My faith home for several years is too far from home. It takes two gallons of gas to attend church. I am not able to attend evening weekday activities due to the time and distance. “There must be a congregation nearer home that I can attend” I told myself and my friends at church. For the months of summer I have tried other congregations to no avail.
Author Phyllis Tickle visited our store a few weeks ago. In conversation she described three kinds of liturgies in Episcopal congregations. There are those that are reverting back to a better time. They use an older liturgy where God is “He” and we speak in old English thee and thou. There are other congregations whose liturgy continues the tradition and remains the same as it has been for decades. They include the reciting of the Nicene Creed that our church fathers developed in the fourth century and the older form of the Lord’s Prayer, for example. And, there are those congregations that keep pushing at the liturgy to make it more meaningful to today’s world, today’s view of Reality that includes quantum mechanics, an expanding universe, string theory, and contemporary interpersonal relationship modes. Phyllis Tickle named this last category as the emerging church or emergent church model some of which name themselves emergent and others are just working at making their liturgies meaningful today.

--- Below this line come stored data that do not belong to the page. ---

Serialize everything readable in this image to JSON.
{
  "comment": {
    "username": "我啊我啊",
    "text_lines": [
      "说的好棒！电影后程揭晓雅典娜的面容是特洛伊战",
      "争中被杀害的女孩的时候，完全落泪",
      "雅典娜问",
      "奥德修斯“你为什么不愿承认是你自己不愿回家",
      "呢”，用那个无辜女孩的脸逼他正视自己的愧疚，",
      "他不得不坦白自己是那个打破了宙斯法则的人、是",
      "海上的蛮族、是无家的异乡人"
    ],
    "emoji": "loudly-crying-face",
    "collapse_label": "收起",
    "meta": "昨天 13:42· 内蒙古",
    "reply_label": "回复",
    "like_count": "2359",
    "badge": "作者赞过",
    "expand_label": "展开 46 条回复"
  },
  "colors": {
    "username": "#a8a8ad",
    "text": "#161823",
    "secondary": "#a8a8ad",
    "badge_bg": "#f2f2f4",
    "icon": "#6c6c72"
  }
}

Yesterday I felt like the Prodigal son as I returned to my home congregation of many years. Like Christian in Pilgrim’s Progress I tried other paths, other congregations and for me they all came up lacking the worship that feeds my soul at this time. It is in the emerging church expression but does not refer to itself by that term. Thankfully my home congregation welcomed me home (yes, with open arms, but not by killing that fatted calf). For me there was more meaningful worship of God in yesterday’s liturgy of music, words, and actions than I had encountered this summer. It was Wonderful to be home! And like Christian in Pilgrim’s Progress and Dorothy in the Wizard of Oz I don’t intend to stray again, but being human I suppose at some point I will.